Joris Borluut remporte le concours de carillon de Bruges et installe ses quartiers dans le beffroi. Là, "au-dessus de la vie", il est libre d'exprimer par sa musique et le tintement des nombreuses cloches qui composent son carillon, ses rêves et ses espoirs. Son premier rêve, capital, est sans doute de voir sa bonne et belle ville de Bruges rayonner sur les Flandres dans un règne hégémonique incontesté et éternel. Joyau d'art, de mysticisme et d'humanisme, Bruges mérite tout ce qu'il y a de mieux selon lui et ses amis. Mais les projets les plus audacieux sont souvent sapés par les prosaïsmes de l'existence qui nous en éloignent pour un temps indéfini.

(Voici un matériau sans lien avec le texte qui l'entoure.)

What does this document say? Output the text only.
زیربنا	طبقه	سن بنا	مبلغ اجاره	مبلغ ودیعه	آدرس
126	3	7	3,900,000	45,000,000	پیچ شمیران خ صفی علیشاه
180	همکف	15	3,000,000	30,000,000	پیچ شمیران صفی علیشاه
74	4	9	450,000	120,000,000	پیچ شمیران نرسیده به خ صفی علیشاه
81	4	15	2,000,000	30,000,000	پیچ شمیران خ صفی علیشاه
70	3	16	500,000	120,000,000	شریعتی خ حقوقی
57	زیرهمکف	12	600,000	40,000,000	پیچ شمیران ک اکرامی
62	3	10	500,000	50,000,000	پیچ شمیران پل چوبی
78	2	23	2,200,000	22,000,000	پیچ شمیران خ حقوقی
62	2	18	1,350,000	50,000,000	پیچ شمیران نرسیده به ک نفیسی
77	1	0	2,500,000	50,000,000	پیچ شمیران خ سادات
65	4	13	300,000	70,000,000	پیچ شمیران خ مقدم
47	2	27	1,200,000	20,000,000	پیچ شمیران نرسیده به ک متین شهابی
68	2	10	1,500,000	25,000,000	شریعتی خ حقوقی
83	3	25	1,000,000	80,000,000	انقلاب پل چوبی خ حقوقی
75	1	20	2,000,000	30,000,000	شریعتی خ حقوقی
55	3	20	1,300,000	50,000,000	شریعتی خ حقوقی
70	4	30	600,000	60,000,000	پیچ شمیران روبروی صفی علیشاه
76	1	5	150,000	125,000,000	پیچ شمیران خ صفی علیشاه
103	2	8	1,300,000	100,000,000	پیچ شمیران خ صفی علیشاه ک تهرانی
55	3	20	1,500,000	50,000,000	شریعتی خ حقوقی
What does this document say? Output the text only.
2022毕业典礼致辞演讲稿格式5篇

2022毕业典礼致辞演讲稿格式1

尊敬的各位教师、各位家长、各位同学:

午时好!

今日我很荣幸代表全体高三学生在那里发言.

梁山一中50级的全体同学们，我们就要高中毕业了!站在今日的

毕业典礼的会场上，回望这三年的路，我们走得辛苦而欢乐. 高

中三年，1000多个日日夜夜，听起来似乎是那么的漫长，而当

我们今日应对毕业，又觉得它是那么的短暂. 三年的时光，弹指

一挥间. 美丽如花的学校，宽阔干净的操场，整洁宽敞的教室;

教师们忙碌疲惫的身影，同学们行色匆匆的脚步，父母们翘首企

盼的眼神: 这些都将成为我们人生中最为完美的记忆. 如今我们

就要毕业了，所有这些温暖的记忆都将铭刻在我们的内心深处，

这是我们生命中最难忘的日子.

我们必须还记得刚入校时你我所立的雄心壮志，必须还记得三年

Ainsi en va-t-il pour Joris dont les amours contradictoires et contrariées déchirent le cœur et le corps entre deux sœurs aux tempéraments diamétralement opposés.
"Le carillonneur" se divise en trois parties très distinctes dont seules les deux premières m'ont vraiment intéressée, d'où une lecture qui, quoique plaisante, s'est un peu étirée jusqu'à l'ennui dans son dernier tiers. Mon sentiment est aussi qu'il faut peut-être être belge et/ou flamand pour pleinement s'approprier ce roman et l'apprécier dans tous ses intimes développements.